What is this article about?
This article details the process of building a full-text search (FTS) engine from scratch using Go. It explains fundamental FTS concepts, including inverted indexes, text analysis, tokenization, and filtering, to enable efficient document searching.
Who would benefit from reading this guide?
This guide is beneficial for developers, particularly those working with Go, who want to understand the internal mechanisms of full-text search engines. It's also useful for anyone interested in implementing a custom search solution or optimizing search performance.
How does the approach in this article improve upon basic search methods like grep?
The article demonstrates that simple substring or regex searches do not scale well for large datasets, becoming very slow. It introduces the Inverted Index as a core data structure that preprocesses text, allowing for significantly faster search queries by avoiding full document scans.
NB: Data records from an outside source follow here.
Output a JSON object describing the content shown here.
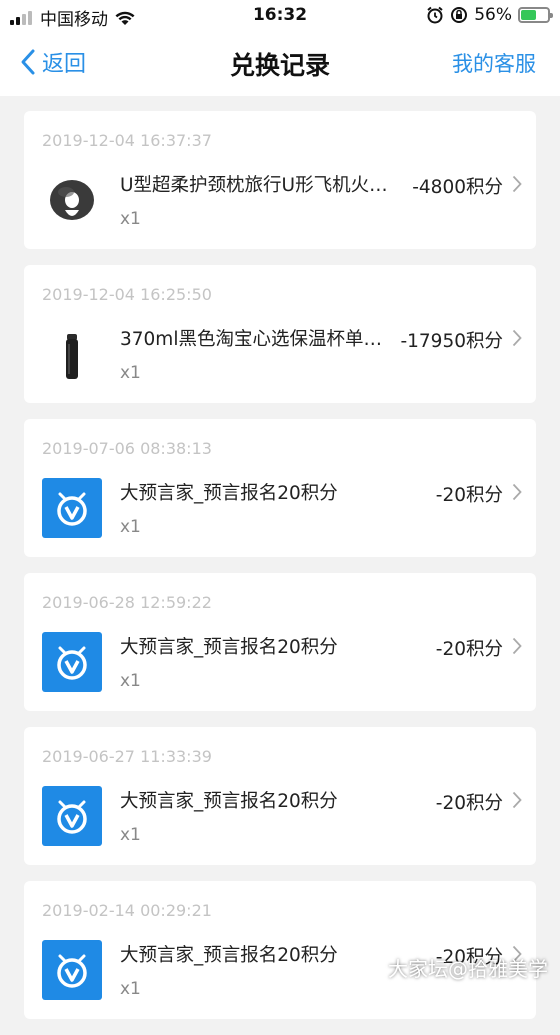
{
  "status_bar": {
    "carrier": "中国移动",
    "time": "16:32",
    "battery": "56%",
    "battery_level": 0.56,
    "icons": [
      "signal-icon",
      "wifi-icon",
      "alarm-icon",
      "orientation-lock-icon",
      "battery-icon"
    ]
  },
  "nav": {
    "back_label": "返回",
    "title": "兑换记录",
    "service_label": "我的客服",
    "accent": "#2a90e6"
  },
  "records": [
    {
      "date": "2019-12-04 16:37:37",
      "title": "U型超柔护颈枕旅行U形飞机火…",
      "qty": "x1",
      "points": "-4800积分",
      "thumb": "neck-pillow-image"
    },
    {
      "date": "2019-12-04 16:25:50",
      "title": "370ml黑色淘宝心选保温杯单…",
      "qty": "x1",
      "points": "-17950积分",
      "thumb": "thermos-cup-image"
    },
    {
      "date": "2019-07-06 08:38:13",
      "title": "大预言家_预言报名20积分",
      "qty": "x1",
      "points": "-20积分",
      "thumb": "prophet-logo-icon"
    },
    {
      "date": "2019-06-28 12:59:22",
      "title": "大预言家_预言报名20积分",
      "qty": "x1",
      "points": "-20积分",
      "thumb": "prophet-logo-icon"
    },
    {
      "date": "2019-06-27 11:33:39",
      "title": "大预言家_预言报名20积分",
      "qty": "x1",
      "points": "-20积分",
      "thumb": "prophet-logo-icon"
    },
    {
      "date": "2019-02-14 00:29:21",
      "title": "大预言家_预言报名20积分",
      "qty": "x1",
      "points": "-20积分",
      "thumb": "prophet-logo-icon"
    }
  ],
  "watermark": "大家坛@拾雅美学"
}
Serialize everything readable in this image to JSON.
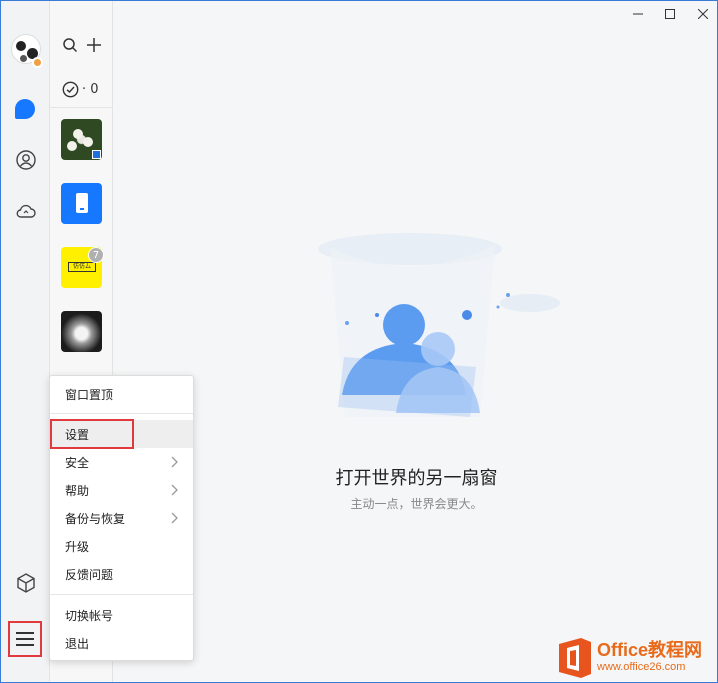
{
  "list": {
    "todo_count": "· 0",
    "unread_badge": "7",
    "thumb_label": "仿仿ム"
  },
  "main": {
    "slogan_title": "打开世界的另一扇窗",
    "slogan_subtitle": "主动一点，世界会更大。"
  },
  "menu": {
    "items": [
      {
        "label": "窗口置顶"
      },
      {
        "label": "设置"
      },
      {
        "label": "安全"
      },
      {
        "label": "帮助"
      },
      {
        "label": "备份与恢复"
      },
      {
        "label": "升级"
      },
      {
        "label": "反馈问题"
      },
      {
        "label": "切换帐号"
      },
      {
        "label": "退出"
      }
    ]
  },
  "watermark": {
    "title": "Office教程网",
    "url": "www.office26.com"
  },
  "colors": {
    "accent": "#1677ff",
    "highlight": "#e0393e",
    "watermark": "#e76b1a"
  }
}
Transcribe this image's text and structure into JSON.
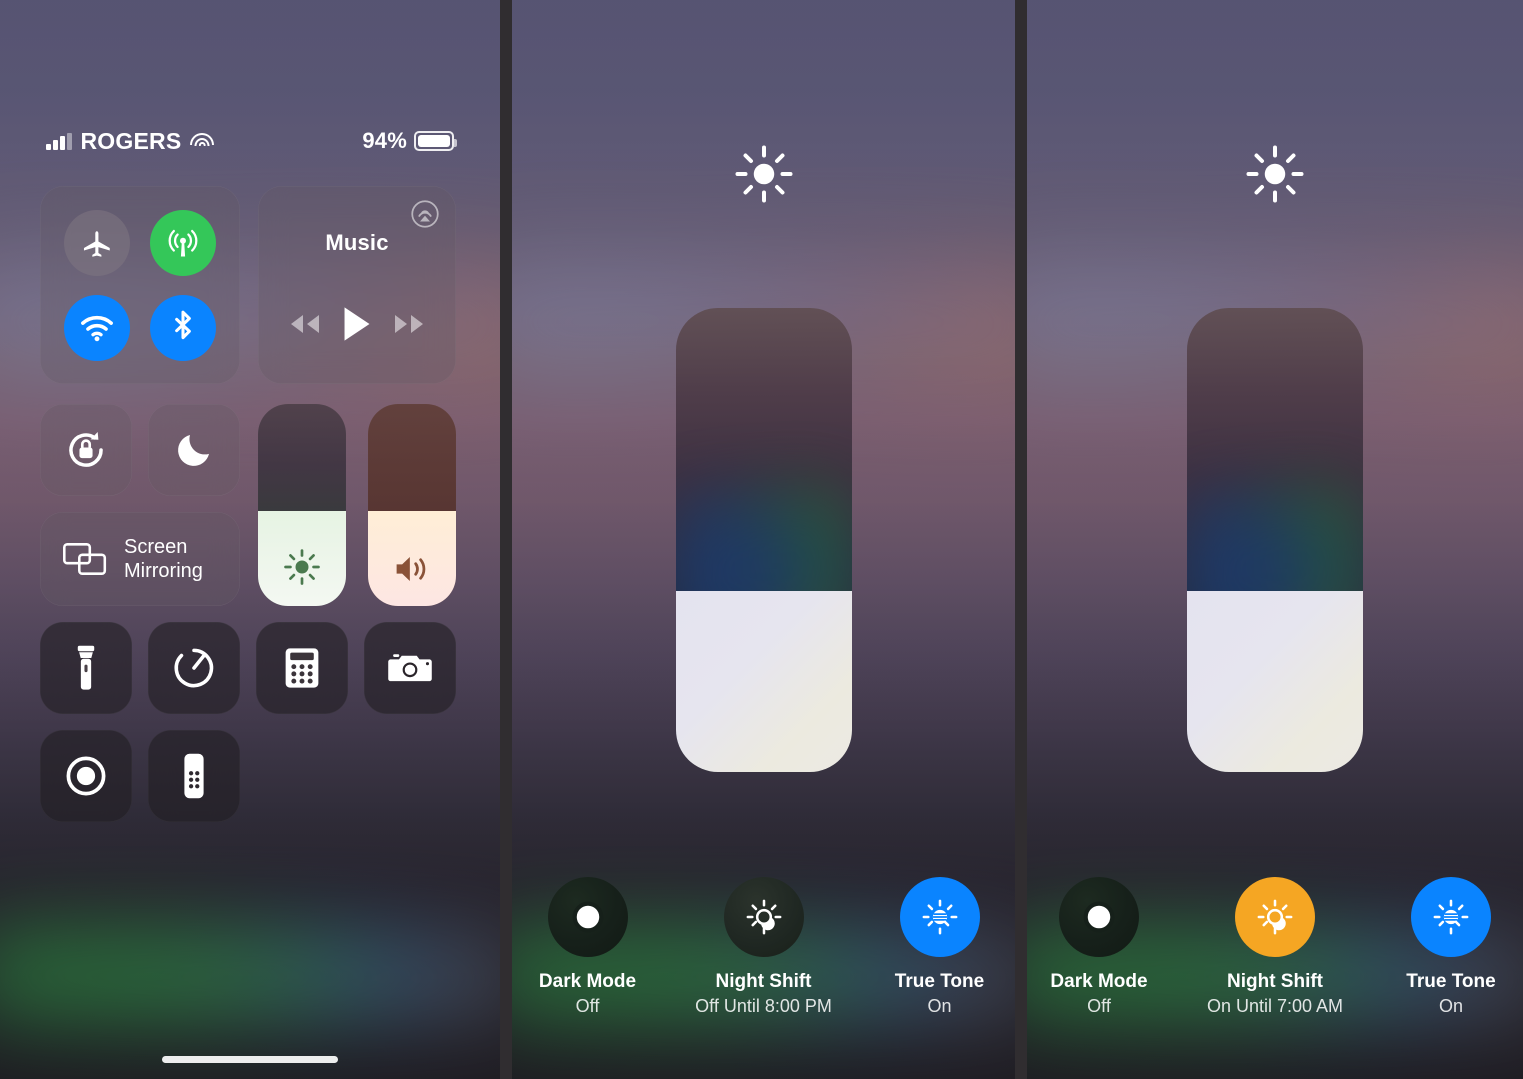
{
  "statusbar": {
    "carrier": "ROGERS",
    "signal_icon": "cellular-bars-icon",
    "wifi_icon": "wifi-icon",
    "battery_percent": "94%",
    "battery_icon": "battery-icon"
  },
  "control_center": {
    "connectivity": {
      "airplane": {
        "label": "Airplane Mode",
        "icon": "airplane-icon",
        "state": "off"
      },
      "cellular": {
        "label": "Cellular Data",
        "icon": "cellular-tower-icon",
        "state": "on",
        "color": "#34c759"
      },
      "wifi": {
        "label": "Wi-Fi",
        "icon": "wifi-icon",
        "state": "on",
        "color": "#0a84ff"
      },
      "bluetooth": {
        "label": "Bluetooth",
        "icon": "bluetooth-icon",
        "state": "on",
        "color": "#0a84ff"
      }
    },
    "media": {
      "title": "Music",
      "airplay_icon": "airplay-icon",
      "rewind_icon": "rewind-icon",
      "play_icon": "play-icon",
      "forward_icon": "fast-forward-icon"
    },
    "rotation_lock": {
      "label": "Rotation Lock",
      "icon": "rotation-lock-icon"
    },
    "do_not_disturb": {
      "label": "Do Not Disturb",
      "icon": "moon-icon"
    },
    "screen_mirroring": {
      "line1": "Screen",
      "line2": "Mirroring",
      "icon": "screen-mirroring-icon"
    },
    "brightness_mini": {
      "label": "Brightness",
      "icon": "brightness-sun-icon",
      "fill_percent": 47
    },
    "volume_mini": {
      "label": "Volume",
      "icon": "speaker-icon",
      "fill_percent": 47
    },
    "shortcuts": [
      {
        "label": "Flashlight",
        "icon": "flashlight-icon"
      },
      {
        "label": "Timer",
        "icon": "timer-icon"
      },
      {
        "label": "Calculator",
        "icon": "calculator-icon"
      },
      {
        "label": "Camera",
        "icon": "camera-icon"
      },
      {
        "label": "Screen Recording",
        "icon": "screen-record-icon"
      },
      {
        "label": "Apple TV Remote",
        "icon": "tv-remote-icon"
      }
    ],
    "home_indicator": "home-indicator"
  },
  "brightness_sheet_middle": {
    "top_icon": "sun-icon",
    "slider": {
      "label": "Brightness",
      "fill_percent": 39
    },
    "toggles": [
      {
        "name": "Dark Mode",
        "state": "Off",
        "icon": "dark-mode-icon",
        "active": false,
        "color": "#16201a"
      },
      {
        "name": "Night Shift",
        "state": "Off Until 8:00 PM",
        "icon": "night-shift-icon",
        "active": false,
        "color": "#1f2722"
      },
      {
        "name": "True Tone",
        "state": "On",
        "icon": "true-tone-icon",
        "active": true,
        "color": "#0a84ff"
      }
    ]
  },
  "brightness_sheet_right": {
    "top_icon": "sun-icon",
    "slider": {
      "label": "Brightness",
      "fill_percent": 39
    },
    "toggles": [
      {
        "name": "Dark Mode",
        "state": "Off",
        "icon": "dark-mode-icon",
        "active": false,
        "color": "#16201a"
      },
      {
        "name": "Night Shift",
        "state": "On Until 7:00 AM",
        "icon": "night-shift-icon",
        "active": true,
        "color": "#f5a623"
      },
      {
        "name": "True Tone",
        "state": "On",
        "icon": "true-tone-icon",
        "active": true,
        "color": "#0a84ff"
      }
    ]
  }
}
When is it appropriate to build a custom full-text search engine instead of using existing solutions?
Building a custom FTS engine, as described, is appropriate when there's a need for deep understanding of the underlying mechanics, specific performance requirements, or custom functionality not easily met by off-the-shelf solutions like Lucene or Elasticsearch. It's a learning exercise but can inform specialized implementations.
What is an Inverted Index and how is it used in this full-text search engine?
An Inverted Index is a data structure that maps every word (token) in a collection of documents to the documents containing that word. This allows the search engine to quickly retrieve relevant documents for a given query by looking up terms directly, rather than scanning all documents.